Симон неохотно повторил вопрос.

Рувим ответил:

— Сын Боефа, если я скажу, что думаю об этом, почтенные судьи рассердятся на меня. Поэтому я промолчу. Мой долг рассказать обо всем, что я видел, но я не знаю такого закона, который обязывал бы меня говорить о том, что спрятано в глубине моего сердца.

— Я обещаю, — проговорил Симон, — что твое мнение не подвергнется осуждению, каким бы оно ни было.

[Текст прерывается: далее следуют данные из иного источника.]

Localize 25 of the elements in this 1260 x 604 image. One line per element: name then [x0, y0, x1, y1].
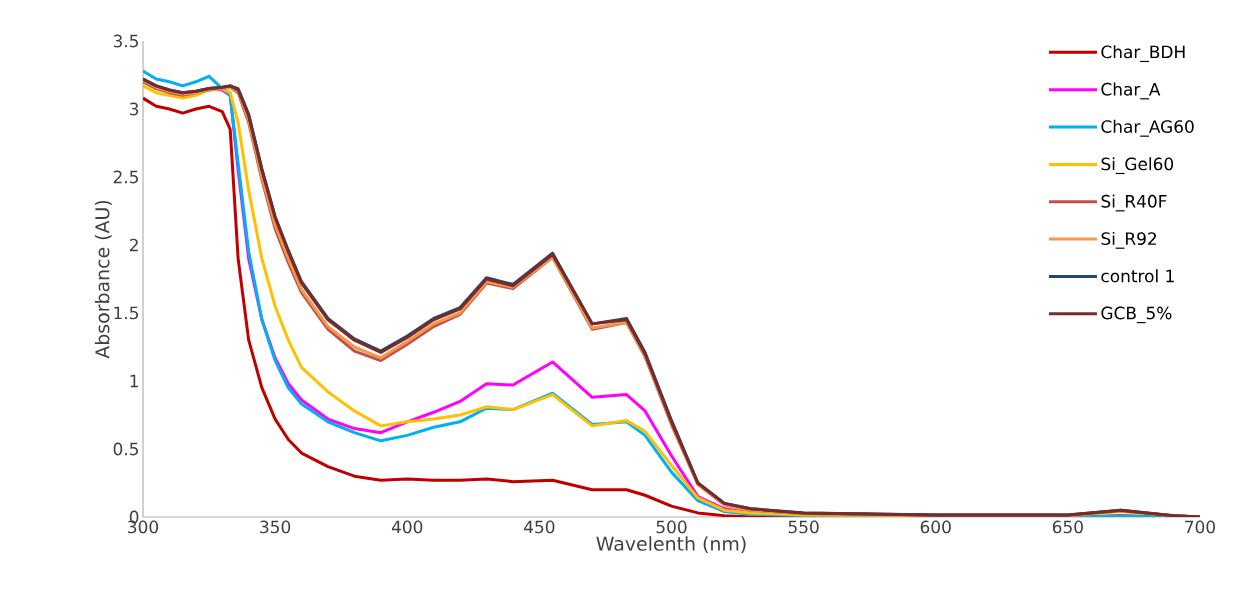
- x-tick-label: 350: [260, 520, 291, 534]
- x-tick-label: 550: [788, 520, 819, 534]
- y-tick-label: 1: [130, 374, 138, 388]
- legend-label: control 1: [1101, 269, 1174, 283]
- legend-label: Si_R40F: [1101, 194, 1167, 212]
- legend-label: Char_AG60: [1101, 119, 1194, 137]
- x-tick-label: 450: [524, 520, 555, 534]
- legend-label: Char_A: [1101, 82, 1161, 100]
- y-tick-label: 0.5: [113, 442, 138, 456]
- legend-label: Char_BDH: [1101, 45, 1185, 63]
- x-tick-label: 500: [656, 520, 687, 534]
- x-tick-label: 400: [391, 520, 423, 534]
- y-tick-label: 3.5: [113, 34, 138, 48]
- legend-label: GCB_5%: [1101, 306, 1172, 324]
- legend-label: Si_Gel60: [1101, 157, 1174, 175]
- x-axis-title: Wavelenth (nm): [596, 536, 746, 554]
- y-tick-label: 3: [130, 102, 139, 116]
- y-axis-title: Absorbance (AU): [94, 200, 112, 359]
- x-tick-label: 700: [1185, 520, 1215, 534]
- y-tick-label: 2: [129, 238, 138, 252]
- x-tick-label: 600: [920, 520, 951, 534]
- legend-label: Si_R92: [1101, 231, 1156, 249]
- x-tick-label: 650: [1052, 520, 1083, 534]
- y-tick-label: 2.5: [113, 170, 138, 184]
- y-tick-label: 1.5: [114, 306, 138, 320]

— Почтенные судьи, — сказал Рувим тогда, — вы все стали членами Великого Синедриона, достаточно разбираясь в колдовстве, чтобы суметь распознать его и наказать врагов нашей веры. Вас семьдесят один. Вы все пришли сюда, и только одно кресло пустует, кресло великого пророка Илии. Я призываю Илию свидетельствовать, если он слышит меня, но предпочитает быть невидимым, что все, сказанное мною, — чистая правда и вся правда. Было так. Когда я после Захарии вошел в Святилище, то почувствовал странный запах и заметил мокрые пятна на чистом мраморном полу. Возможно, это был просто застоявшийся запах благовоний, но мне показалось, что там был слабый, но стойкий запах злой силы. Когда же я принялся было вытирать лужи вышитой салфеткой, то… О, просвещенные старцы Израиля, не гневайтесь на меня… Я в ужасе отскочил. Увы, Господь Бог свидетель, следы, которые я увидел, были следы, страшно сказать, копыт, да, да, узких копыт неподкованного осла! — Не останавливаясь и не обращая внимания на ошеломляющее впечатление, произведенное его словами, Рувим продолжал: — Вы меня спрашиваете, отчего погас огонь в алтаре? Я вам скажу. Я уверен, что в Святилище нашего Господа творилось непотребное колдовство. Что мой родственник Захария вызвал злого, с ослиными копытами сына Лилит и приказал ему служить себе. Зачем? Может быть, чтобы наполнить пустовавшее двадцать лет чрево его жены Елисаветы? Демоны это могут. Или чтобы отыскать спрятанные сокровища? Или чтобы навредить человеку, которого Захария ненавидит? Я не могу ответить на эти вопросы, но я уверен, демон был призван, и это он, подгоняемый дьявольской ненавистью, погасил огонь своей нечистой слюной. Почему я в это верю? Потому что я все внимательно осмотрел, но не нашел в Святилище никакого сосуда, из которого можно было бы залить огонь. А если меня спросят, что я думаю о немоте Захарии, то вот вам мой ответ. Я думаю, что Захария онемел по приказанию ангела Господня, чтоб он не смел больше творить непотребства. Симон еще раз обратился к судьям:

— Братья и сыновья, желает кто-нибудь задать вопрос просвещенному Рувиму?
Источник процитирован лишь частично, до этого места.